L’arrêt de la cour d’appel aurait peut-être passé le contrôle de la Cour de cassation si elle avait substitué son propre avis à celui du médecin du travail, au lieu de l’annuler.
Il faut par ailleurs distinguer l’erreur du médecin du travail qui retient le mauvais poste de travail et effectue, par conséquent, une étude sur un poste qui n’est pas celui occupé par le salarié, de la simple erreur de plume du médecin du travail.
Si la première a des conséquences sur la pertinence de l’avis médical, tel n’est pas le cas de la seconde.
La simple erreur sur la dénomination du poste occupé par le salarié ne suffit pas à remettre en cause la légitimité de l’avis du médecin du travail dès lors qu’il « avait réalisé une étude de poste du salarié dont il avait vérifié concrètement les conditions d'exercice des fonctions et échangé avec l'employeur qui avait pu faire des observations » (Cass. soc., 16 juin 2021, n° 20-10.386, F-D N° Lexbase : A65514WK).
La solution retenue par la Cour de cassation dans l’arrêt commenté présente un intérêt non seulement pour les juridictions prud’homales (première instance et appel), mais également pour la partie (employeur ou salarié) qui se trouve à l’origine de la saisine du conseil de prud’hommes.
Rappelons qu’en application de l’article 5 du Code de procédure civile N° Lexbase : L1114H4Z, « le juge doit se prononcer sur tout ce qui est demandé et seulement sur ce qui est demandé ».
Le conseil de prud’hommes et la cour d’appel sont liés par les demandes qui leurs sont présentées. Ils ne peuvent statuer « ultra petita ».

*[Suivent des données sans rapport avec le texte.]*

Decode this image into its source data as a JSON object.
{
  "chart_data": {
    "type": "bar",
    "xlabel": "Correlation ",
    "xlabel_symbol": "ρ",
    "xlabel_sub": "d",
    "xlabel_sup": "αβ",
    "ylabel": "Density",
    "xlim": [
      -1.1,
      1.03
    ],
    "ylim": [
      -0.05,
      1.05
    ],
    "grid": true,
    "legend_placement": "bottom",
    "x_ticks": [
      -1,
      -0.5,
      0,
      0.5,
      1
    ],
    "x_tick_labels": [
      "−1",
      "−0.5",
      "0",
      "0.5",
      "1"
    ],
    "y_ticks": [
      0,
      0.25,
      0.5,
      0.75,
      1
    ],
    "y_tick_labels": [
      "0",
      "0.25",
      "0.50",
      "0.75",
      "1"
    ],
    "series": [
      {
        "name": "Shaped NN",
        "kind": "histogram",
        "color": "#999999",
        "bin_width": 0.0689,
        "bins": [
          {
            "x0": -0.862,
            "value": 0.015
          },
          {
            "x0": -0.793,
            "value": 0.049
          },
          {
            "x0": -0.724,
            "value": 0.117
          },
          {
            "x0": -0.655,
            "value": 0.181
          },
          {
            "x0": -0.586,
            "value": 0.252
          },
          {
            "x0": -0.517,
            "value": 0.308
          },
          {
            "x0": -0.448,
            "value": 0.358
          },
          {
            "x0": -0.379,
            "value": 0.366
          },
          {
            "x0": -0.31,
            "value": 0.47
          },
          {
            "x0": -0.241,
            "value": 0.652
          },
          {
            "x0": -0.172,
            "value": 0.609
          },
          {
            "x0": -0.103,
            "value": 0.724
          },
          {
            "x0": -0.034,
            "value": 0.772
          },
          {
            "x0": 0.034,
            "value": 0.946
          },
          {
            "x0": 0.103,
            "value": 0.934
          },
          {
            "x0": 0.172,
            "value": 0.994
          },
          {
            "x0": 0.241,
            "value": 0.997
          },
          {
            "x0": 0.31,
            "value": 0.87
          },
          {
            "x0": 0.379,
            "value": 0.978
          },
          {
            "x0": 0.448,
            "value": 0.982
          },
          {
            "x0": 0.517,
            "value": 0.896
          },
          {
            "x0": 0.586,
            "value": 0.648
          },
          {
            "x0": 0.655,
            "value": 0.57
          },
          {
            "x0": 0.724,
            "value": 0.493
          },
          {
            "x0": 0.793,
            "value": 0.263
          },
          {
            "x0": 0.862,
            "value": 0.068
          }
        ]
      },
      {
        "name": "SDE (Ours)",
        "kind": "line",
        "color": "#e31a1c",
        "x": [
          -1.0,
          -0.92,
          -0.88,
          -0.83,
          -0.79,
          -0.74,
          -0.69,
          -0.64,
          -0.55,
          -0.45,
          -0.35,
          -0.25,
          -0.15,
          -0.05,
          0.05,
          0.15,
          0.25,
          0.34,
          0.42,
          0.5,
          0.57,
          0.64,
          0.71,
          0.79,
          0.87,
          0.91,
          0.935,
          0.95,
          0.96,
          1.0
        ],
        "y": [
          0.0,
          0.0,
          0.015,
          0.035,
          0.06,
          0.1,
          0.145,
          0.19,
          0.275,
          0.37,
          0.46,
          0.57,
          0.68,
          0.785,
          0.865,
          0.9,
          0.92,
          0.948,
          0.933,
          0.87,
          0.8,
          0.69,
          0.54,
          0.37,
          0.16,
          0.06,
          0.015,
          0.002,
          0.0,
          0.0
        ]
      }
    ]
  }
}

Si le conseil de prud’hommes puis la cour d’appel doivent veiller à substituer à l’avis contesté leur propre décision après avoir le cas échéant ordonné une mesure d’instruction, le demandeur à la saisine du conseil de prud’hommes doit quant à lui fixer correctement et clairement ses demandes.
Il ne peut se contenter de solliciter l’annulation de l’avis contesté du médecin du travail.
De même, il n’est pas possible de demander au juge de déclarer l’avis du médecin du travail « inopposable » à une partie (Cass. avis, 17 mars 2021, n° 15002 N° Lexbase : A94564M8).
Il doit être en quelque sorte force de proposition quant au sens qui, selon lui, aurait dû être donné à l’avis par le médecin du travail, et qu’il souhaite voir entériné par le conseil de prud’hommes.